Use the lines on this figure to show how the pattern of triangles can be used to divide the square into two halves, three thirds, six sixths and nine ninths.

More lines are needed to divide it into four quarters.

What is the least amount of line needed to do this if the quarters are in one piece and all the same shape?

How many ways can you divide it into halves using just the lines given?

Possible approach

The problem could be introduced by showing the design to all the group. You could either draw it on the board or display this image on an interactive whiteboard. Alternatively, you could print out this
sheet (enlarged to A3 if required). Whichever way you decide, it would be good if the image could be annotated by children during the lesson.

Ask the children what they can see and invite them to talk about it - think, pair, share. You could steer the conversation towards numbers and fractions if the children do not naturally bring it up.
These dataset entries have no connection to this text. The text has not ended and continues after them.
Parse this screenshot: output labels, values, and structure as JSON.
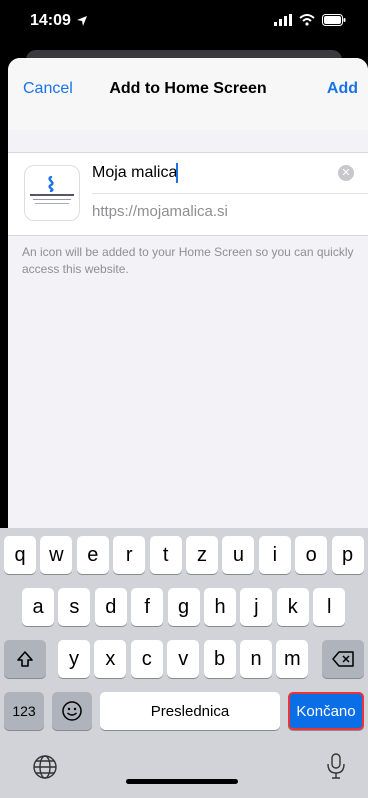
{
  "status": {
    "time": "14:09"
  },
  "sheet": {
    "cancel": "Cancel",
    "title": "Add to Home Screen",
    "add": "Add",
    "name_value": "Moja malica",
    "url": "https://mojamalica.si",
    "hint": "An icon will be added to your Home Screen so you can quickly access this website."
  },
  "keyboard": {
    "row1": [
      "q",
      "w",
      "e",
      "r",
      "t",
      "z",
      "u",
      "i",
      "o",
      "p"
    ],
    "row2": [
      "a",
      "s",
      "d",
      "f",
      "g",
      "h",
      "j",
      "k",
      "l"
    ],
    "row3": [
      "y",
      "x",
      "c",
      "v",
      "b",
      "n",
      "m"
    ],
    "numbers_label": "123",
    "space_label": "Preslednica",
    "done_label": "Končano"
  },
  "icons": [
    "location-arrow-icon",
    "signal-icon",
    "wifi-icon",
    "battery-icon",
    "clear-icon",
    "shift-icon",
    "backspace-icon",
    "emoji-icon",
    "globe-icon",
    "microphone-icon"
  ]
}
Asking general questions about the numbers and fractions of different shapes in the design will give children the confidence to tackle the problem.

This sheet (which contains six copies of the image) could be used both to work on and record answers to the problem. Coloured pencils would be useful to emphasise the different shapes within the design.

The final question in the problem: "How many ways can you divide it into halves using just the lines given?" could provide a useful starting point for a plenary as even those who have had difficulty with some of the questions could join in usefully.

What fraction of the design are the small squares?

How many sixths are there in a third?